Seaweed is a sensational source of goodness and is well known to the frugal gardener. Less well known is its use in the frugal kitchen.
There are lots of good things about seaweed – the main one being that it’s free! It can be collected while on a family outing to the beach. One lucky oily ragger happens to live near a beach and looks forward to the seaweed harvest that inevitably washes up after rough seas. Their latest haul of four trailer loads just a few weeks ago has already been put to a multitude of uses.
To make a “seaweed soup” for the garden, a reader recommends placing dried and crushed seaweed into a 44-gallon drum which is filled with water and left to brew for six weeks or so.

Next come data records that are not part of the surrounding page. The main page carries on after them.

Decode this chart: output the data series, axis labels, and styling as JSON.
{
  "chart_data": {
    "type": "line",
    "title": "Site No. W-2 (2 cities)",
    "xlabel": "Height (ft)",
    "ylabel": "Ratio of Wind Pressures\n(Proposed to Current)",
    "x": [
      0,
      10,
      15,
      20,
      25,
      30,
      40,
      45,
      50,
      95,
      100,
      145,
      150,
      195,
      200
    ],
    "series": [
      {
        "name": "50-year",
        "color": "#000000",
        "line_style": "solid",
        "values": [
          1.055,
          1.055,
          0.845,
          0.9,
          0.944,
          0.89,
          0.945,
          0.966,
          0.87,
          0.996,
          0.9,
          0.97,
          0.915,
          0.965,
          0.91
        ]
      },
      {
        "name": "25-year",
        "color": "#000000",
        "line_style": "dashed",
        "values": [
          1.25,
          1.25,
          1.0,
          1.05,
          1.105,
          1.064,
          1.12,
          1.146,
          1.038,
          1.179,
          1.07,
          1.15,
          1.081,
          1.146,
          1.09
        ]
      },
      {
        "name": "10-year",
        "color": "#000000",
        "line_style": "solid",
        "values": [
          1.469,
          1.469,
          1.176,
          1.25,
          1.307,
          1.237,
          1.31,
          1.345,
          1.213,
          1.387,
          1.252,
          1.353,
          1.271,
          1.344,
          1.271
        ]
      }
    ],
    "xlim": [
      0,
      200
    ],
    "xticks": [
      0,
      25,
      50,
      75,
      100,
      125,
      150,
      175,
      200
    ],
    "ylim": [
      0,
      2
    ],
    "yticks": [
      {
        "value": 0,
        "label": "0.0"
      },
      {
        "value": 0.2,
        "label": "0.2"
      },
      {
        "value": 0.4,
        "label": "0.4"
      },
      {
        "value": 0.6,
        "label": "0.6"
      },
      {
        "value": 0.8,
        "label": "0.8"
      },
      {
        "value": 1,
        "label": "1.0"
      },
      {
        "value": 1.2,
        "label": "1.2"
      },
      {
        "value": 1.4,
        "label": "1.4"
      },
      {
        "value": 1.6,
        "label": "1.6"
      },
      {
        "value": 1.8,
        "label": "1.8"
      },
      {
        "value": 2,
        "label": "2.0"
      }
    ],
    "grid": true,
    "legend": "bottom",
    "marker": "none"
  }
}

It turns into a lovely syrup, which can then be diluted (10 parts water to one part syrup) and applied to fruit trees and vegetable plants. To dry the seaweed they place it on racks in the direct sunlight until it is “crispy dry”. They then half fill a sack and stomp on it until the seaweed has been crushed into small bits. The smaller the pieces the better it will mix in with the water. They store the concentrate until it’s needed then dilute it to use. The soup is also an excellent general liquid fertiliser for all indoor plants – no need to buy the expensive mixtures being sold commercially.
Seaweed can also be used as a mulch around trees and plants. Not only will it help to retain moisture in the soil, but as it breaks down, it becomes a broad spectrum fertiliser, rich in trace elements. Apply about 100mm thick and away from the stems. This is a great way to minimise the need to water in summer. It’s also a natural repellent to slugs – because of the salt content and sharp edges when dry.
To apply it directly into garden beds, place it in the bottom of trenches or plant holes. This is a great way to get fertiliser to the roots of the plants.
Seaweed can also be placed directly into the compost bin. It’s treated as “green” matter so needs to be mixed or layered with “brown” material like dead leaves.
Another reader says that over the winter they place loads of seaweed directly onto their pumpkin patch. Not only is it a source of compost when needed, but the pumpkins thrive on it and grow into monsters!
Although there will be traces of salt in the seaweed, the general opinion seems to be that it’s not sufficient to affect the soil.
Here are some things you may not know about seaweed in the kitchen. Seaweed is the vegetable of the sea. There are thousands of different types of seaweed generally grouped by colour: reds, browns and greens. About 800 are indigenous to New Zealand but only a few types (red and green) are used for eating.
The red varieties are much smaller than the brown, growing up to about 30 cm long. The best-known red is the edible Karengo which grows on rocks near the high-tide level. It looks like light purple cellophane. It is related to nori which the Japanese use for sushi. Karengo can be prepared fresh by boiling in a small amount of salted water with 1 tablespoon butter for 20 to 30 minutes. It’s delicious with corned beef.
The most common green variety is sea lettuce which attaches to rocks but is often seen washed up on shores after a decent storm. It looks like green tissue paper – and is about as appetising – but is full of vitamins and minerals.
It can be eaten fresh, but is usually dried and used like a chopped herb with fish, in soups, sauces, and dips, as a pizza topping, or sprinkled on salads and vegetables like boiled or baked potatoes.
The best way to harvest it is to pick the outside leaves of the plant, wash them in fresh water to remove the salt, then hang them on the clothesline to dry (that will get the neighbours talking!).
An oily rag reader writes, “I make sea lettuce chips. I cut a dried sea lettuce leaf into potato chip-sized pieces and deep fry them until they are crisp. Yum.”
Summer holidays are not only about beaches – but seaweed as well!